国家行事で記念として金版(純金で文字を書いた豪華版書籍)、
玉冊(玉の板に文字を刻みつけた豪華保存品)を作るときは、必ず沈度の筆跡を用い、
朝廷の標準字体として属国にも配り、その書体を基準とするように命じたという。
特徴は均整が取れていて、墨が黒々とかすれるところがないことだ。
これが標準の「官体」として普及し、清代になるとその模倣にさらに磨きがかかったのである。
翰林の筆跡は一糸乱れぬ統一体となり、「翰林が書いたものは、一目でわかる」といわれるようになる。

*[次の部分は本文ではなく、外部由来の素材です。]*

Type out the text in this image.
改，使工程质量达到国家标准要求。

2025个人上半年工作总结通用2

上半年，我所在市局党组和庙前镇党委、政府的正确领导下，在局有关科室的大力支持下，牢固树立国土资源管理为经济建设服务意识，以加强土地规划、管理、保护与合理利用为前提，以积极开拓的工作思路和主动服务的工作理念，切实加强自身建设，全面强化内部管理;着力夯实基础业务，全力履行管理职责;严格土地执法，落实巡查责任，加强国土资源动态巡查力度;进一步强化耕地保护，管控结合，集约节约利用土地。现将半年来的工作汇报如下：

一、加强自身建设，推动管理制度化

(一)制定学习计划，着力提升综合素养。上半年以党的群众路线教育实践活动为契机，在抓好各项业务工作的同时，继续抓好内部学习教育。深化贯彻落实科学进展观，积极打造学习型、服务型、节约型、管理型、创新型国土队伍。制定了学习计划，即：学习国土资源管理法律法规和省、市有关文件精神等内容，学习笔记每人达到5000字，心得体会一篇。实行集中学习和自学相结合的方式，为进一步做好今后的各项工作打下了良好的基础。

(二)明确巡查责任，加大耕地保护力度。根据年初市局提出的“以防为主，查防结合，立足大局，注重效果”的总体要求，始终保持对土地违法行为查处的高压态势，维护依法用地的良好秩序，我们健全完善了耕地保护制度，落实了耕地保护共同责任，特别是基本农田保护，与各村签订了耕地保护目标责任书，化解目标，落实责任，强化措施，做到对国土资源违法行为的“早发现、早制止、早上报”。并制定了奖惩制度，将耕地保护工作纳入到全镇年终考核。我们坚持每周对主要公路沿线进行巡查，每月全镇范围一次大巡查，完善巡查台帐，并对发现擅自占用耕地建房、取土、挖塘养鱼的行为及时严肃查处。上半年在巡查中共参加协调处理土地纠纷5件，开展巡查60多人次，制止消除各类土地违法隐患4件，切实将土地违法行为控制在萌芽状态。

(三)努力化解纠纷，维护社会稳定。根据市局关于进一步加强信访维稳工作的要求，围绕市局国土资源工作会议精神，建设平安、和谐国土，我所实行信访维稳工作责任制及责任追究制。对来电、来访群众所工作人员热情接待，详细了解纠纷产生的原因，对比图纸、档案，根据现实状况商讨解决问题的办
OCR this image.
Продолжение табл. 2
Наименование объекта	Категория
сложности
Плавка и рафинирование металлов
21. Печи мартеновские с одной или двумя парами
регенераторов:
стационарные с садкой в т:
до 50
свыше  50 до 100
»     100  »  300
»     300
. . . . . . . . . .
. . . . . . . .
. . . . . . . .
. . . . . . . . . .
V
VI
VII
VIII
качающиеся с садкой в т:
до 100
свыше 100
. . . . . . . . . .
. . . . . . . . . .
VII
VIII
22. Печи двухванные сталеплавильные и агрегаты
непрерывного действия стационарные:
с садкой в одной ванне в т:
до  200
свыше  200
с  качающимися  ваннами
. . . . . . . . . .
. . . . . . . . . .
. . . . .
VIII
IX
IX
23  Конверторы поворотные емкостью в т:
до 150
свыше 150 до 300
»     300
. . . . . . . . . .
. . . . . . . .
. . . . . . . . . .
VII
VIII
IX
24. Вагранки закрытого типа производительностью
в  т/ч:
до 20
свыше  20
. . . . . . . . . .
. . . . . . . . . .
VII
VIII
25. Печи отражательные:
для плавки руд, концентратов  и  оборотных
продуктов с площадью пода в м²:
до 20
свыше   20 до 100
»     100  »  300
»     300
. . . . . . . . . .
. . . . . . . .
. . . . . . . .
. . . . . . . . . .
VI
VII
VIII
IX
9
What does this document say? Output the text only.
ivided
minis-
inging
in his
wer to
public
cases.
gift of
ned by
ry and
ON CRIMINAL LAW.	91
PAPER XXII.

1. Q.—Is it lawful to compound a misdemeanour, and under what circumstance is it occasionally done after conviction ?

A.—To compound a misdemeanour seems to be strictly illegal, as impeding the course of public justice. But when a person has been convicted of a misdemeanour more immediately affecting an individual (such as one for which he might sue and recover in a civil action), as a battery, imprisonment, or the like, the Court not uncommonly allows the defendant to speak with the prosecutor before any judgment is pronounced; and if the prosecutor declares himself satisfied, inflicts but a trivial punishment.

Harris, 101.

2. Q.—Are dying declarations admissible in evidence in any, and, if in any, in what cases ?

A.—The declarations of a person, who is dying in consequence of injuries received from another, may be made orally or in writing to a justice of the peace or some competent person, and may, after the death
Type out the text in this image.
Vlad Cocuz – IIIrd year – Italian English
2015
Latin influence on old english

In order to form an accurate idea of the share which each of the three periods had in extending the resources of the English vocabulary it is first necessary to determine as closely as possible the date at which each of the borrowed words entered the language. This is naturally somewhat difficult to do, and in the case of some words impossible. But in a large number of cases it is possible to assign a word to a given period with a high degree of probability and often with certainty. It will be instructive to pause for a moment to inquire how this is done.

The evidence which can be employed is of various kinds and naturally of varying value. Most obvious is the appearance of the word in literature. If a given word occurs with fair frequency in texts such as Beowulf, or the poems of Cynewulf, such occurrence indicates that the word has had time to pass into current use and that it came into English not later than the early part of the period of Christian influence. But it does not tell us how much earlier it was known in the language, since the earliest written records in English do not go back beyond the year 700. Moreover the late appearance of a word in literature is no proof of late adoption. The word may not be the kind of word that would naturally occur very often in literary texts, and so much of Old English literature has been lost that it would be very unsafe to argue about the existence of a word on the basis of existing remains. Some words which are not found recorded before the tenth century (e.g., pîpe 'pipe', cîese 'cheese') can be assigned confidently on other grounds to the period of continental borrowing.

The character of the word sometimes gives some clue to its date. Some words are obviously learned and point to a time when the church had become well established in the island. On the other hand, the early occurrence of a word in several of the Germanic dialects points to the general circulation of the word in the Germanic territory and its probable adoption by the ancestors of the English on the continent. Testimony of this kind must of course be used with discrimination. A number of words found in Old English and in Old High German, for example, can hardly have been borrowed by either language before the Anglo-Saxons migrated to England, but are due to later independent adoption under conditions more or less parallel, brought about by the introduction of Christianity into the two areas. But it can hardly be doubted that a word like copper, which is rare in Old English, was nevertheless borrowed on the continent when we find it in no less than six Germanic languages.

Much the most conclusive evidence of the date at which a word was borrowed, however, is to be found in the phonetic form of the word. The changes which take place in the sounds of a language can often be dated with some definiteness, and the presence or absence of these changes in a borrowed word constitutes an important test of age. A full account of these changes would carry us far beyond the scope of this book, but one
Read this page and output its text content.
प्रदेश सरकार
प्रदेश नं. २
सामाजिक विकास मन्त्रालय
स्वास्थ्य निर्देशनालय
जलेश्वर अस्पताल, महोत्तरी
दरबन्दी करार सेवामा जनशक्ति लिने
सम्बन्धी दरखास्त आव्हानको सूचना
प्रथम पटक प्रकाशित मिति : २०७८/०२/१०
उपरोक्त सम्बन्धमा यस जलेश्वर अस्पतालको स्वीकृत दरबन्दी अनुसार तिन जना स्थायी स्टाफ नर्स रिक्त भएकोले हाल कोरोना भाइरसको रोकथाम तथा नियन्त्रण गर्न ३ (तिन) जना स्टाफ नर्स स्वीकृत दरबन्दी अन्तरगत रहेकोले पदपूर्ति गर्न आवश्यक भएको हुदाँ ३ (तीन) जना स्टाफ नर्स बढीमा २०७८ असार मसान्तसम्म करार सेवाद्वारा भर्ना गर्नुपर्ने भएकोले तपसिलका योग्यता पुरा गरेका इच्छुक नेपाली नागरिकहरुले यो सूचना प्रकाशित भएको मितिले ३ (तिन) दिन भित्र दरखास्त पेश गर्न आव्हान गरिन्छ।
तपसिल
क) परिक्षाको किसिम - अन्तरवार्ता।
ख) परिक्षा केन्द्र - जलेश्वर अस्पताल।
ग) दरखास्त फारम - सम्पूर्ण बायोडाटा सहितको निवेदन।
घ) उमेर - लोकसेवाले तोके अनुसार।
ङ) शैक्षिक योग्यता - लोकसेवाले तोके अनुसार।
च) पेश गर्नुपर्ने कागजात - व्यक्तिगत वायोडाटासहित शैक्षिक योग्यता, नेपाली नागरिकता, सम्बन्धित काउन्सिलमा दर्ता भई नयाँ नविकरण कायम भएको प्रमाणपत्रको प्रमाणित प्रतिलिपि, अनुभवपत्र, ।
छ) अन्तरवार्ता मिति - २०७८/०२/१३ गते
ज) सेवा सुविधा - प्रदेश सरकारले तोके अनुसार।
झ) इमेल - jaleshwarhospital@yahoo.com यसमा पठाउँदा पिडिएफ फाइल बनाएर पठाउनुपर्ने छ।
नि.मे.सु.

その統一美にエクスタシーを感じる審美眼ができてしまうと、
翰林の仲間に入るには、新入りもその一糸乱れぬ「館閣体」に肉薄していないと資格がない、
という標準が生まれたわけである。
こうなると、優秀であってもこのために上に進めない人材が出てくる。
例えば清末の思想家の龔自成(しゅうじせい)は、あふれる才能を持ちながら、
進士から庶吉士になることができなかった。
楷書書きに劣っていたから、と本人は地団駄を踏んで悔しがっている。
そもそも個性あふれる逸材に、印刷したようなしゃちほこばった筆跡を書く人はあまりいないだろう。
強烈に印象に残る癖のある字になるに違いない。
毛沢東の書を見よ。
おもいっきり斜めにつりあがっているではないか。
一目見たら忘れられない強烈な個性である。
科挙の時代なら、それでも懸命に型にはめようと脂汗かいて努力するだろうが、
そうそうきっちり納まるものではない。
ともあれ和珅の時代、字を「型に押し込めるかどうか」は、確実に人の能力を評価する基準の一つになっており、
それが出来るかどうかで、運命も違ってきたようである。
そして和珅はこの分野では、悪くない天賦を持っていたらしい。
北京動物園の中にある清の農事試験場跡。